Phi Beta Cons

Another Dialogue Silenced

The College of the Holy Cross has decided to play host to an Alliance on Teen Pregnancy conference, sponsored by NARAL and Planned Parenthood. Not surprisingly, certain students and alumni are troubled by this decision. In a response to those upset by the decision, the College’s president, Michael McFarland, SJ issued the following letter:

Dear …,

Thank you for your message. I commend your concern for the unborn.
However, I cannot look at the Alliance on Teen Pregnancy as simplistically as you seem to do.
It is not and has never been the mainstream Catholic position, and certainly is not the Jesuit position, that we should run away from public discussions of issues that are important to us just because of the presence of those whose positions or activities we find to be wrong…I must point out that the strategy of some pro-life groups to shun Planned Parenthood and thus discredit them in the public eye, however justified in theory, has been a miserable failure in practice. To the extent that the Church has tried it, all it has done is marginalize its own voice, which is tragic.
By refusing to take part in broad-based efforts to help young girls and their children, we play into the hands of Planned Parenthood, who want to portray us as only caring for our own ideology and not for the welfare of women. I think that…a much sounder strategy of involving itself in important efforts to protect the welfare of children and young people in ways that we find morally acceptable. If successful, these efforts could lead to fewer abortions. In any event, given importance of the work done by the Alliance and the involvement of Catholic Charities and other Catholic groups, I don’t see that we are compelled to withdraw from the agreement to rent space to them.

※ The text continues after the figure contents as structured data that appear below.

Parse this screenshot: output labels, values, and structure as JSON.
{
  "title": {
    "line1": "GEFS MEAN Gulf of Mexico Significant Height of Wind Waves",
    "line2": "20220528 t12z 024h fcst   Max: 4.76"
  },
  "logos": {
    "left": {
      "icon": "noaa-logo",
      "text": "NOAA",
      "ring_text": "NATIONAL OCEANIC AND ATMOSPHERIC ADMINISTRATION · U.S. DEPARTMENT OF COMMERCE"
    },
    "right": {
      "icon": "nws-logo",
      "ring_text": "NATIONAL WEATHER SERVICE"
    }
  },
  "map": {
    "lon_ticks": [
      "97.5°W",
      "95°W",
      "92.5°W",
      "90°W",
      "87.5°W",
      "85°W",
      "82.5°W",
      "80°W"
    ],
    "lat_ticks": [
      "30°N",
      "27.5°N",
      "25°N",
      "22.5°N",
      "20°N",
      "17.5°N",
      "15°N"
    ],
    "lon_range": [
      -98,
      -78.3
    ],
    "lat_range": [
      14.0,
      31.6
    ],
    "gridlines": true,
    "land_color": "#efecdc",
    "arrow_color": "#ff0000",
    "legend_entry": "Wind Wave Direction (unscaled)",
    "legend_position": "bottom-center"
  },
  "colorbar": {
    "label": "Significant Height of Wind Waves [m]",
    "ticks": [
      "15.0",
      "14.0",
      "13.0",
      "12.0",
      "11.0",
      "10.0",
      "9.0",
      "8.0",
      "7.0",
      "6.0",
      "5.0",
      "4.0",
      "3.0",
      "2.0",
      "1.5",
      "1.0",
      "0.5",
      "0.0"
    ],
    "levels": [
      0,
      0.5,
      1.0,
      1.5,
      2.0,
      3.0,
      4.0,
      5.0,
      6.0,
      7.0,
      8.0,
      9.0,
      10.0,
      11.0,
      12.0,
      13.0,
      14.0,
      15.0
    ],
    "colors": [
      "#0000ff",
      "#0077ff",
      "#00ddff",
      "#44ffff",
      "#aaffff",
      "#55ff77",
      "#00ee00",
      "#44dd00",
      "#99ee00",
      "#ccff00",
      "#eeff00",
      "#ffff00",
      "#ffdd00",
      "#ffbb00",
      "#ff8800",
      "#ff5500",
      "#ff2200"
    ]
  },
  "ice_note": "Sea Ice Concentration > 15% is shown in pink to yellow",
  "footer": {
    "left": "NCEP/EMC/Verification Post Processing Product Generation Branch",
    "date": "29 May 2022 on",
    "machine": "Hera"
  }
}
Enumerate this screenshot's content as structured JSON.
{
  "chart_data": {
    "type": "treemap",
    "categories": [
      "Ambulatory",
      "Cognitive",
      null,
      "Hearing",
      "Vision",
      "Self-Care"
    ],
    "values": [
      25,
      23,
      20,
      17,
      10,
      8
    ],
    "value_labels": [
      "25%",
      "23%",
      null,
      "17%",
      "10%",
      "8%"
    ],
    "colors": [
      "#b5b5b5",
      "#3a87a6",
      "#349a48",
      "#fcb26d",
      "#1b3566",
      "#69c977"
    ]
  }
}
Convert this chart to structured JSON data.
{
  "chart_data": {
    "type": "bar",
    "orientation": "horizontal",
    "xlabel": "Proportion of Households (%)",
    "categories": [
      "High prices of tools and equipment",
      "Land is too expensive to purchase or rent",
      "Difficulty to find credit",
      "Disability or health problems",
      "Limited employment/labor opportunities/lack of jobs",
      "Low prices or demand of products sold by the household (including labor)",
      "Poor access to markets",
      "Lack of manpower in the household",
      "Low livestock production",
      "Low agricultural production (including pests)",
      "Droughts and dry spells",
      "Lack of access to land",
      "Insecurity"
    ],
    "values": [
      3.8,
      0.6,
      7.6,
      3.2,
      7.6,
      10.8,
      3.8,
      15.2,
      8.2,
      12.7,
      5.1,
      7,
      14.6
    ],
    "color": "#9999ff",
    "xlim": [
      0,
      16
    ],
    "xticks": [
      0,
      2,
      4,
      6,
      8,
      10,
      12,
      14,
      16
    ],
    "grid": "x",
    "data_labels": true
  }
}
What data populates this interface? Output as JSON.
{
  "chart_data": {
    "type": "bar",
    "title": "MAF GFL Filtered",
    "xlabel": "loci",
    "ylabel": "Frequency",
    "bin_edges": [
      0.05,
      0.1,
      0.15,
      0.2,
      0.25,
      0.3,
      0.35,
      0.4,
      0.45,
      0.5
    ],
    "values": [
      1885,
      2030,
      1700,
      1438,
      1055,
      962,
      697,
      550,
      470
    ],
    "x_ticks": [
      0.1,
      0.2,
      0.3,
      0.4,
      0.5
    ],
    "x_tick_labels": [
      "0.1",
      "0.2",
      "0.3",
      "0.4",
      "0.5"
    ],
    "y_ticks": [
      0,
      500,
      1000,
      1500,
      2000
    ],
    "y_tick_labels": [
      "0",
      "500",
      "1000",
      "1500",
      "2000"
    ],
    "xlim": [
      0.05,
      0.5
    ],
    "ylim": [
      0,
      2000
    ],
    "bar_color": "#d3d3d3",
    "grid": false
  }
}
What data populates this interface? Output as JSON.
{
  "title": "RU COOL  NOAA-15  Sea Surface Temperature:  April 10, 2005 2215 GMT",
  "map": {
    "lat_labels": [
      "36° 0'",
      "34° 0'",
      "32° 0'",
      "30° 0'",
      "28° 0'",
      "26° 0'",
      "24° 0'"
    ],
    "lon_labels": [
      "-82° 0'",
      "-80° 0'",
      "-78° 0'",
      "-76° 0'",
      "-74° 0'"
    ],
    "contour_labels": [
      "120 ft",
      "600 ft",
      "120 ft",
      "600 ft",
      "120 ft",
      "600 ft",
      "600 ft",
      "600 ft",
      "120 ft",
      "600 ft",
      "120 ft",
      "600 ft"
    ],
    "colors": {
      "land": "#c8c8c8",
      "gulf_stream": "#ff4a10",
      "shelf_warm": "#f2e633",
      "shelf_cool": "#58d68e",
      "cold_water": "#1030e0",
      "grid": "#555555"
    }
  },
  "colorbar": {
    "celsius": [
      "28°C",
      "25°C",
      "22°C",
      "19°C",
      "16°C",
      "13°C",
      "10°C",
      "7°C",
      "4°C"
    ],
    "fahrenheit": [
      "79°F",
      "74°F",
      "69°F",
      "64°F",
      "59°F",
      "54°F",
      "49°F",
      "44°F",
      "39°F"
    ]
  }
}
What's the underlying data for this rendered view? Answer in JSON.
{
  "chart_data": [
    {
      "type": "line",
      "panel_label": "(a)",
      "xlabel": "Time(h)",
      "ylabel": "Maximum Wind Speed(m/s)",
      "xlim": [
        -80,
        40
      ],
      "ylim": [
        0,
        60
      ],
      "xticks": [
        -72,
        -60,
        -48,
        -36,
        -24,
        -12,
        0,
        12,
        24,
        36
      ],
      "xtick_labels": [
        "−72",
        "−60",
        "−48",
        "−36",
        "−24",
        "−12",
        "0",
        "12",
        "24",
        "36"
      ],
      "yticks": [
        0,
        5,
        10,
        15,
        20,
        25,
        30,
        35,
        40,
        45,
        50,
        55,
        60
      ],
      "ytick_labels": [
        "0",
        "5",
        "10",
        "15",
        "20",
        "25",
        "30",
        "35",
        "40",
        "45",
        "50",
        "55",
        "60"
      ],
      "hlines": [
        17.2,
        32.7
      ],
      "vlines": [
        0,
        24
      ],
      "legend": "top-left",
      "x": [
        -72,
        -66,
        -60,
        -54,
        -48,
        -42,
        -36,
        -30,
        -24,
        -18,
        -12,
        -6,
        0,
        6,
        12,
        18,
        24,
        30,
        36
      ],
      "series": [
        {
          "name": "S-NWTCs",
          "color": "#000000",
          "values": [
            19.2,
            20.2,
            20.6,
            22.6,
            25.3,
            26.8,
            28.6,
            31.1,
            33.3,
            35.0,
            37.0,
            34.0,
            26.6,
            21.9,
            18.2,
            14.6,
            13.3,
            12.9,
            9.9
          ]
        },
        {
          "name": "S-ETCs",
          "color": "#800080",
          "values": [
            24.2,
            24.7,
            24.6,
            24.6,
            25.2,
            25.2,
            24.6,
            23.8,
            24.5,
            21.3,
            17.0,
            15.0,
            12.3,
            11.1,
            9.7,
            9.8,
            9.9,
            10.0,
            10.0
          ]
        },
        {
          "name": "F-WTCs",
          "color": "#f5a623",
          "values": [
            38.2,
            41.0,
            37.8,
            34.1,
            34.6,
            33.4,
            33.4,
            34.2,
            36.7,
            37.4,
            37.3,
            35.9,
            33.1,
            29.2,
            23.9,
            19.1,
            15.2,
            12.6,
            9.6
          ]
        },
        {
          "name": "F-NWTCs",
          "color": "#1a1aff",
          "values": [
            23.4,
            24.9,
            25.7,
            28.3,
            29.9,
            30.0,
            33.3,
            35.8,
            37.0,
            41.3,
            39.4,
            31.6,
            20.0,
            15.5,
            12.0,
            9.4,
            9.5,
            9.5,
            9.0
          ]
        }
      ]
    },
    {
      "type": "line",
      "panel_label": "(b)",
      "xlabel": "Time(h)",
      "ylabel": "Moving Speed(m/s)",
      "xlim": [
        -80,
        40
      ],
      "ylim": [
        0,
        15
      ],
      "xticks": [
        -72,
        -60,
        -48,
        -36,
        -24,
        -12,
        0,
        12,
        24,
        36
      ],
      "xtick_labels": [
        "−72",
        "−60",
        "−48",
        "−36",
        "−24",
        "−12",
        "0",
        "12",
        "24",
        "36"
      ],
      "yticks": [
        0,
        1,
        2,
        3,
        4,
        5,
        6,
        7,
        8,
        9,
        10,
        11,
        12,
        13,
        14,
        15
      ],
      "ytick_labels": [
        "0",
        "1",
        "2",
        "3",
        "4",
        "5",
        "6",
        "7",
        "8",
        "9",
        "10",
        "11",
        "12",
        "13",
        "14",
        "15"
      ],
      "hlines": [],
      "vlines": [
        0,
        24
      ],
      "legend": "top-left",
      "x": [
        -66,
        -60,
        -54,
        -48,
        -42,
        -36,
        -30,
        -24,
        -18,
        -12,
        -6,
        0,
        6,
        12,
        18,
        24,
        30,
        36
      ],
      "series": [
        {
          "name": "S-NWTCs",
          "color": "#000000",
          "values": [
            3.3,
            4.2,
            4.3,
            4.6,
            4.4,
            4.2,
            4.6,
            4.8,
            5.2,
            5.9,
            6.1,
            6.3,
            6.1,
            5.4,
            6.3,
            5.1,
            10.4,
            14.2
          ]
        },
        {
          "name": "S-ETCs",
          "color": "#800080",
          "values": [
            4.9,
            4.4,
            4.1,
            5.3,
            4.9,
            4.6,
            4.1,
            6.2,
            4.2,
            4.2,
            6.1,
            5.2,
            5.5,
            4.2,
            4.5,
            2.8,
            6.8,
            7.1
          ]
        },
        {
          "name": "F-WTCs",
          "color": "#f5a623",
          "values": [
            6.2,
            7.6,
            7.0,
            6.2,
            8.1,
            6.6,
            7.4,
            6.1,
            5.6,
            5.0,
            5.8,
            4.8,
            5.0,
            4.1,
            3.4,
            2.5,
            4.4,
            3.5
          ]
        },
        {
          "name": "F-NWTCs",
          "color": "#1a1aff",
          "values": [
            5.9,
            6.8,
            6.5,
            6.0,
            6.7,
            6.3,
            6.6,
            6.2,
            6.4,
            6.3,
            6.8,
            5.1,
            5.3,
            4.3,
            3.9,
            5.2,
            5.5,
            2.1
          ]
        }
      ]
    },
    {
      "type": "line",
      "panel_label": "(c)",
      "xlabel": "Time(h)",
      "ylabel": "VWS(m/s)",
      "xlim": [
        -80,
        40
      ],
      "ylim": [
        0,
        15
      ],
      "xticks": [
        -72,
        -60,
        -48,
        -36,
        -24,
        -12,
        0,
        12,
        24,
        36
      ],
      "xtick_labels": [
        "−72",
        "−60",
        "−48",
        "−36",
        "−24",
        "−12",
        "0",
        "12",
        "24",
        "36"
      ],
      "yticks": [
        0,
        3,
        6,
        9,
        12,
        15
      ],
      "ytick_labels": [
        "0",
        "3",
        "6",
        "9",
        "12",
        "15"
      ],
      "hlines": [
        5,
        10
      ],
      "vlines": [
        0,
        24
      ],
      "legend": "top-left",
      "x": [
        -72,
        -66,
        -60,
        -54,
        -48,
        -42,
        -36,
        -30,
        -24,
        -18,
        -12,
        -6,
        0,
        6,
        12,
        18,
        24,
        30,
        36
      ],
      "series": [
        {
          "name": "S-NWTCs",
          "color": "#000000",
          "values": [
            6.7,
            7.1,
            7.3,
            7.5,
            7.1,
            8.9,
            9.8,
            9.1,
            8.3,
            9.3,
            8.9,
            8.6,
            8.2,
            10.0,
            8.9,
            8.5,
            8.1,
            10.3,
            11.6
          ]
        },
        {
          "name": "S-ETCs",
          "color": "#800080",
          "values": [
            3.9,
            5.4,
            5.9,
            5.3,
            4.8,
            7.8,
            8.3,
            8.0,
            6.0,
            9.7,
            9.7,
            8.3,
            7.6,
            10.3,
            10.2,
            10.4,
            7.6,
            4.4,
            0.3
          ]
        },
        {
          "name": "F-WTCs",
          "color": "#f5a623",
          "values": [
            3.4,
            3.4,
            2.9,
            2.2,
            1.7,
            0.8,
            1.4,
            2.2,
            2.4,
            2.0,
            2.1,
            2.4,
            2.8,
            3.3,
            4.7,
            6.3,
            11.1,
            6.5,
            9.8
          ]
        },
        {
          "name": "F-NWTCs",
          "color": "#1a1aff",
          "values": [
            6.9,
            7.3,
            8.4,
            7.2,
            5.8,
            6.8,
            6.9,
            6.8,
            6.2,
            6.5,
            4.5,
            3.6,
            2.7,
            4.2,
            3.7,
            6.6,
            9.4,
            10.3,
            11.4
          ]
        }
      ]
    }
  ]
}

Though much could be said about the egregious concepts of Catholic obligation, theological charity, and the ubiquitous Jesuit/Catholic distinction that McFarland insists upon, I’ll refrain, since this is neither the most serious, nor the most direct attack HC has launched on its own Catholicism.
But something is worth noting in what McFarland says. He claims that “by refusing to take part in broad-based efforts…we play into the hands of Planned Parenthood, who want to portray us as only caring for our own ideology and not for the welfare of women.”
Isn’t this a pretty clear case of silencing dialogue, not promoting it? In order to play host to this conference, McFarland claims that “we” as Catholics have to endorse the broad based efforts, efforts that are inherently problematic, even devastating, to what he refers to as our “ideology.” The implication is that in order to appease PP, we need to quell distinctions rather than have authentic dialogue about them.
Moreover, implicit in McFarland’s reasoning, we need to admit on some level that a Catholic understanding of women is inadequate, indeed inferior to PP’s understanding (thus the only way to show the world that we care about women is to participate in PP’s efforts).
McFarland wants to avoid “marginalizing” the Catholic perspective at the cost of maligning it, and authentic dialogue.